The Concept_Dimension table has vocabulary terms that map to the original codes used to specify observations made on the patient. The observation_fact table contains the original codes from the source systems with a three character prefix to avoid collisions of codes from various systems. Various standard concepts preloaded into i2b2 example terminologies include International Classification of Diseases (ICD), National Drug Code (NDC), and Logical Observation Identifiers Names and Codes (LOINC). These example terminologies were chosen due to their frequency of use in many source systems and practical accessibility. However, the i2b2 terminology systems do not recognize a difference between standard and local terminologies. Terms may be grouped into hierarchies. The hierarchical representation used in the concept table is similar to that of a hierarchical file system. The parent term is positioned in the “folder” position of the path, and the child term in the “file” position. For example, in the concept_dimension table (), the parent “anti-infectives” can have the three children “penicillin”, “ampicillin”, and “Bactrim”. The children map to the NDC codes used in the fact table, but the path shows they are types of anti-infectives, and most importantly, the path allows group queries to be performed using Structured Query Language (SQL) in the data repository.
Layout of concept data representations in the concept dimension
The organization of concept strings described above allows the choice of hierarchies to dictate groups of concepts used in a query. This allows a simple SQL statement to be created that is easily optimized (and therefore very fast) in relational database systems. The paths allow us to use the general concept of anti-infectives in a query. The query below shows the use of the concept_path column to give all the codes for penicillin, ampicillin, and Bactrim. Therefore, if we wanted to get all patients seen on anti-infectives, we would run the following query:
- Select distinct(patient_num)
- From observation_fact
- Where concept_cd in
- (select concept_cd
- from concept_dimension
- where concept_path like
The path of the concept is used to find and use all concept_cds that fall into the anti-infectives group. If we only wanted to find patients specifically on Bactrim, we would use the same query with the following concept_path:‘Med-V2\anti-infectives\Bactrim\%’

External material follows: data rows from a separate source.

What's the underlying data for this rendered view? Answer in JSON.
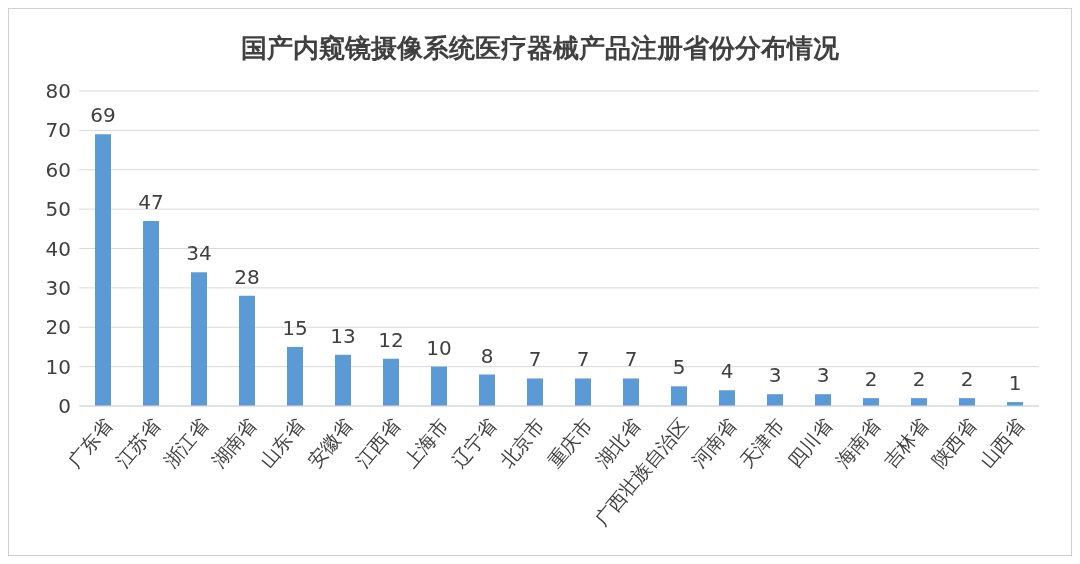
{
  "chart_data": {
    "type": "bar",
    "title": "国产内窥镜摄像系统医疗器械产品注册省份分布情况",
    "categories": [
      "广东省",
      "江苏省",
      "浙江省",
      "湖南省",
      "山东省",
      "安徽省",
      "江西省",
      "上海市",
      "辽宁省",
      "北京市",
      "重庆市",
      "湖北省",
      "广西壮族自治区",
      "河南省",
      "天津市",
      "四川省",
      "海南省",
      "吉林省",
      "陕西省",
      "山西省"
    ],
    "values": [
      69,
      47,
      34,
      28,
      15,
      13,
      12,
      10,
      8,
      7,
      7,
      7,
      5,
      4,
      3,
      3,
      2,
      2,
      2,
      1
    ],
    "color": "#5b9bd5",
    "ylim": [
      0,
      80
    ],
    "yticks": [
      0,
      10,
      20,
      30,
      40,
      50,
      60,
      70,
      80
    ],
    "grid": "y",
    "data_labels": true
  }
}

These patterns in SQL queries make it easy to implement automated query builders. Similar functionality using linked lists would require a much more complex implementation. These same patterns are used to create queries from the observer_dimension table. Rows in this table usually represent a clinician, but occasionally may point to a mechanical device, such as a continuous blood pressure monitor.
The database design described both allows new blocks of data to be added without disturbing the integrity of the old data, as well as allowing blocks of data to be copied out of a larger original database to a smaller one. The data about a set of patients can be copied from the i2b2 enterprise database and placed into an i2b2 project database with the same data format and with the same data descriptors while preserving powerful methods for querying the data.
The representations of the coding terminologies from two different systems can be combined, or kept separate depending on the degree of integration (and thus usability) that is required by the site. i2b2 does not provide an automated method to perform this function. If terminology systems are kept apart, the user will need to go to each terminology to perhaps choose very similar concepts to use within a query.